You have uttered the four words you hope never to say in your relationship: “I want a divorce.” Getting a divorce can be emotionally draining, scary, and frustrating. But with an attorney’s support, filing for divorce can be much easier and less intimidating. At Clyde Snow, we are here to help you every step of the way. But before filing, let us help you understand the process of getting a divorce in Utah.
Grounds to File for Divorce in Utah.
In Utah, we have ten different grounds for divorce, they are:
- Willful desertion
- Willful neglect
- Habitual drunkenness
- Conviction of felony
- Irreconcilable differences
- Incurable insanity
- Separation without cohabitation for three consecutive years
The various grounds for divorce are considered either at-fault or no-fault. A no-fault divorce means you are dissolving the marriage and are not required to provide evidence of the other party’s wrongdoing. If you file an at-fault divorce, you must provide proof of the other party’s wrongdoing. Depending on the grounds, some at-fault divorces may be easier to provide evidence than others. Irreconcilable differences or a three-year separation are the only grounds considered no-fault. Whether or not you should file at-fault or no-fault would be best discussed with your attorney.
Once the grounds for divorce are determined, the filing process may begin.
The divorce filing process may vary based on whether you and your partner can agree on multiple things.
- Are you both willing to divorce?
- Can you agree on the terms of the divorce?
- Can you agree to a custody agreement if children are involved?
If so, your process for filing a divorce in Utah will be reasonably simple. If you cannot agree or one party does not want to divorce, the process will take longer to complete.
An uncontested divorce means you and your spouse can agree on all aspects and terms of your divorce. If you can come to an agreement, both parties will enter into a Stipulation. After 30 days, you may then file the remaining paperwork. These may vary based on if children are involved. A judge will then review all documents and will sign a Divorce Decree. Upon that signing, you are then officially considered divorced. For more information, you may utilize the Utah online court assistance program.
A contested divorce means you and your spouse cannot agree to the terms of your divorce. These disagreements may vary from division of property, child support, alimony, debts, living arrangements for minor children, or other asset division. When contested, filing for a divorce in Utah is more complicated and may be difficult.
Once you file the Petition to Divorce, several other documents must be filed after service to the Respondent. These may include Respondent’s Answer, Financial Disclosures, and Initial Disclosures. The time for a contested divorce may vary and could ultimately end in Mediation or Trial depending on all parties’ cooperation and agreement to terms. We recommend that any of our Family Law attorneys assist you in a contested divorce. Our attorneys are very experienced in the Utah divorce process and will be able to support you during this challenging life event.

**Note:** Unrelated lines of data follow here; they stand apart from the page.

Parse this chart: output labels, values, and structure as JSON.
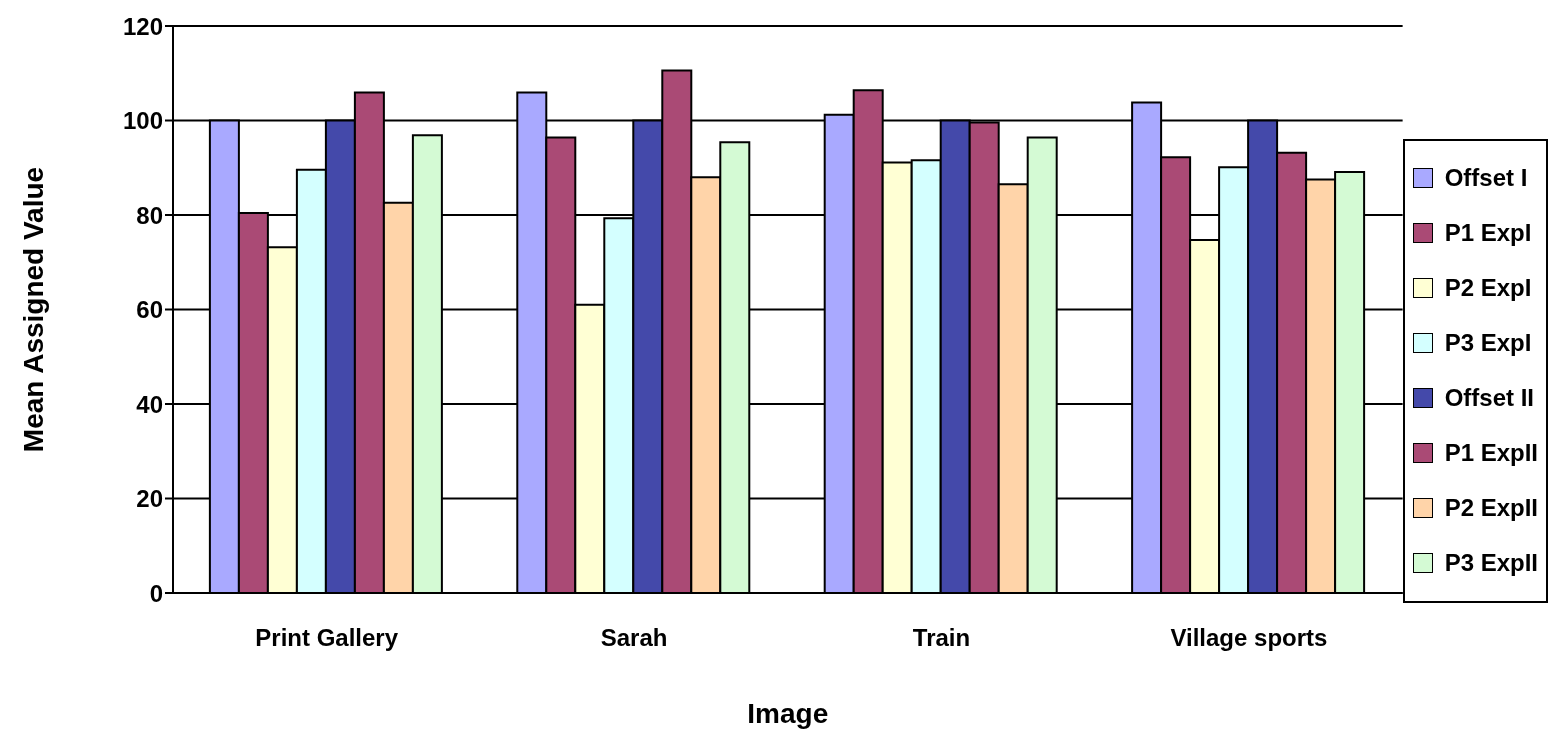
{
  "chart_data": {
    "type": "bar",
    "xlabel": "Image",
    "ylabel": "Mean Assigned Value",
    "categories": [
      "Print Gallery",
      "Sarah",
      "Train",
      "Village sports"
    ],
    "series": [
      {
        "name": "Offset I",
        "color": "#a9a9ff",
        "values": [
          100,
          105.9,
          101.2,
          103.8
        ]
      },
      {
        "name": "P1 ExpI",
        "color": "#aa4a75",
        "values": [
          80.4,
          96.4,
          106.4,
          92.2
        ]
      },
      {
        "name": "P2 ExpI",
        "color": "#ffffd4",
        "values": [
          73.2,
          61,
          91.1,
          74.7
        ]
      },
      {
        "name": "P3 ExpI",
        "color": "#d4ffff",
        "values": [
          89.6,
          79.3,
          91.6,
          90.1
        ]
      },
      {
        "name": "Offset II",
        "color": "#4449aa",
        "values": [
          100,
          100,
          100,
          100
        ]
      },
      {
        "name": "P1 ExpII",
        "color": "#aa4a75",
        "values": [
          105.9,
          110.6,
          99.6,
          93.2
        ]
      },
      {
        "name": "P2 ExpII",
        "color": "#ffd4a9",
        "values": [
          82.6,
          88,
          86.5,
          87.5
        ]
      },
      {
        "name": "P3 ExpII",
        "color": "#d4fad4",
        "values": [
          96.9,
          95.4,
          96.4,
          89.1
        ]
      }
    ],
    "ylim": [
      0,
      120
    ],
    "yticks": [
      0,
      20,
      40,
      60,
      80,
      100,
      120
    ],
    "grid": "y",
    "legend": "right"
  }
}
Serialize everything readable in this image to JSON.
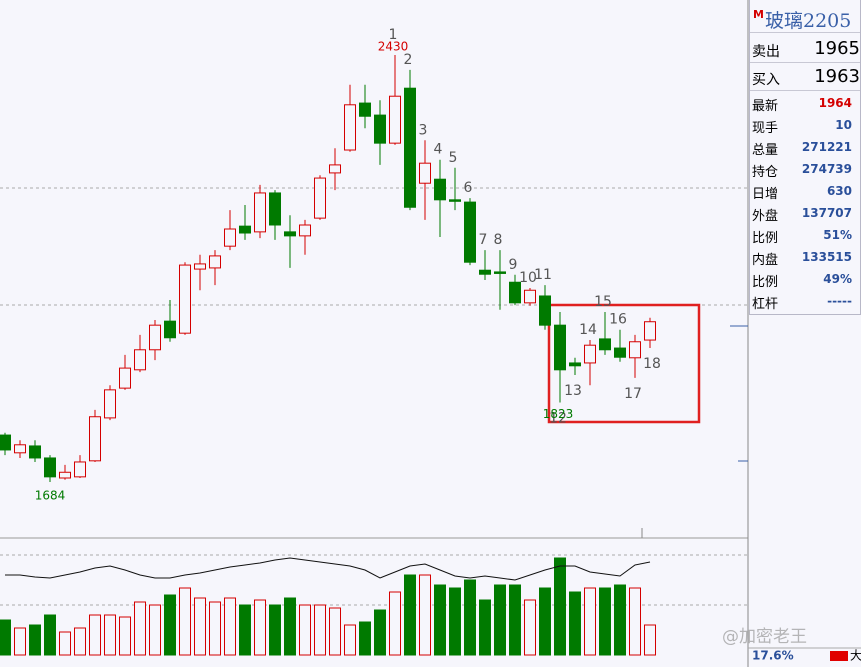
{
  "chart_data": {
    "type": "candlestick",
    "categories": [
      null,
      null,
      null,
      null,
      null,
      null,
      null,
      null,
      null,
      null,
      null,
      null,
      null,
      null,
      null,
      null,
      null,
      null,
      null,
      null,
      null,
      null,
      null,
      null,
      null,
      null,
      "1",
      "2",
      "3",
      "4",
      "5",
      "6",
      "7",
      "8",
      "9",
      "10",
      "11",
      "12",
      "13",
      "14",
      "15",
      "16",
      "17",
      "18"
    ],
    "open": [
      1766,
      1735,
      1747,
      1726,
      1691,
      1693,
      1721,
      1796,
      1848,
      1880,
      1915,
      1965,
      1944,
      2056,
      2058,
      2096,
      2131,
      2121,
      2189,
      2121,
      2114,
      2145,
      2224,
      2264,
      2346,
      2325,
      2276,
      2372,
      2206,
      2213,
      2177,
      2173,
      2054,
      2051,
      2033,
      1997,
      2009,
      1958,
      1892,
      1892,
      1934,
      1918,
      1901,
      1932
    ],
    "high": [
      1770,
      1757,
      1757,
      1731,
      1714,
      1731,
      1810,
      1853,
      1906,
      1941,
      1967,
      2002,
      2068,
      2081,
      2089,
      2159,
      2168,
      2203,
      2194,
      2150,
      2142,
      2220,
      2267,
      2378,
      2378,
      2351,
      2430,
      2404,
      2281,
      2247,
      2233,
      2180,
      2089,
      2089,
      2046,
      2023,
      2028,
      1981,
      1901,
      1932,
      1981,
      1950,
      1941,
      1971
    ],
    "low": [
      1731,
      1726,
      1719,
      1684,
      1688,
      1691,
      1719,
      1792,
      1845,
      1876,
      1897,
      1929,
      1941,
      2019,
      2028,
      2089,
      2107,
      2110,
      2107,
      2058,
      2081,
      2142,
      2194,
      2261,
      2302,
      2238,
      2273,
      2159,
      2142,
      2112,
      2159,
      2063,
      2037,
      1985,
      1993,
      1992,
      1950,
      1823,
      1871,
      1853,
      1906,
      1894,
      1866,
      1918
    ],
    "close": [
      1740,
      1749,
      1726,
      1693,
      1701,
      1719,
      1798,
      1845,
      1883,
      1915,
      1958,
      1936,
      2063,
      2065,
      2079,
      2126,
      2119,
      2189,
      2133,
      2114,
      2133,
      2215,
      2238,
      2343,
      2323,
      2276,
      2358,
      2164,
      2241,
      2177,
      2175,
      2068,
      2047,
      2049,
      1997,
      2019,
      1958,
      1880,
      1887,
      1923,
      1915,
      1902,
      1929,
      1964
    ],
    "volume": [
      35,
      27,
      30,
      40,
      23,
      27,
      40,
      40,
      38,
      53,
      50,
      60,
      67,
      57,
      53,
      57,
      50,
      55,
      50,
      57,
      50,
      50,
      47,
      30,
      33,
      45,
      63,
      80,
      80,
      70,
      67,
      75,
      55,
      70,
      70,
      55,
      67,
      97,
      63,
      67,
      67,
      70,
      67,
      30
    ],
    "line": [
      80,
      80,
      78,
      77,
      80,
      83,
      87,
      89,
      85,
      80,
      77,
      77,
      80,
      82,
      85,
      88,
      90,
      92,
      95,
      97,
      95,
      93,
      91,
      89,
      85,
      77,
      83,
      89,
      91,
      85,
      79,
      77,
      79,
      77,
      75,
      80,
      85,
      89,
      89,
      83,
      81,
      79,
      90,
      93
    ],
    "up_color": "#d40000",
    "down_color": "#007a00",
    "line_color": "#111111"
  },
  "panel": {
    "marker": "M",
    "symbol": "玻璃2205",
    "quotes": [
      {
        "label": "卖出",
        "value": "1965"
      },
      {
        "label": "买入",
        "value": "1963"
      }
    ],
    "rows": [
      {
        "label": "最新",
        "value": "1964"
      },
      {
        "label": "现手",
        "value": "10"
      },
      {
        "label": "总量",
        "value": "271221"
      },
      {
        "label": "持仓",
        "value": "274739"
      },
      {
        "label": "日增",
        "value": "630"
      },
      {
        "label": "外盘",
        "value": "137707"
      },
      {
        "label": "比例",
        "value": "51%"
      },
      {
        "label": "内盘",
        "value": "133515"
      },
      {
        "label": "比例",
        "value": "49%"
      },
      {
        "label": "杠杆",
        "value": "-----"
      }
    ]
  },
  "footer": {
    "percent": "17.6%",
    "badge": "大",
    "watermark": "@加密老王"
  }
}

Although getting a divorce is rarely easy, it can be a smoother process when both parties negotiate and communicate efficiently. This approach would be considered a Collaborative Divorce. Rather than focusing on each party’s rights and obligations under the law, settlement is negotiated based on the interests and needs of the couple and their children. The essence of Collaborative Divorce is to offer spouses or partners the support, protection, and guidance of their attorneys, who are committed to staying out of court.
If divorce is in your future, we encourage you to review your options and choose the best possible outcome for you and your family. As a Utah law firm, our divorce attorneys are committed to making this often-scary life event easy for you and everyone involved. Give us a call today to discuss all your options. (801)322-2516
- There are ten grounds for divorce in Utah, including irreconcilable differences, 3-year separation, adultery, abuse, etc. Some are considered “at-fault,” while others, like irreconcilable differences, are “no-fault.”
- The divorce process can be either uncontested (if you agree on everything) or contested (if you disagree on terms). Uncontested is simpler.
- For an uncontested divorce, you both sign a stipulation and file paperwork after 30 days. A judge reviews the documents and signs a decree.
- Contested divorce involves filing more documents like financial disclosures and may require mediation or trial to resolve disagreements.
- Collaborative divorce involves both parties negotiating a settlement based on interests and needs, with attorney guidance, rather than fighting in court.
- It’s best to consult an attorney to guide you through the divorce process, handle paperwork, and represent your interests. They can advise on the best options for your situation.
- Key things to agree on include property division, child custody/support if applicable, alimony, and debt allocation.
- Getting divorced can be emotional, but good legal advice can make the process smoother.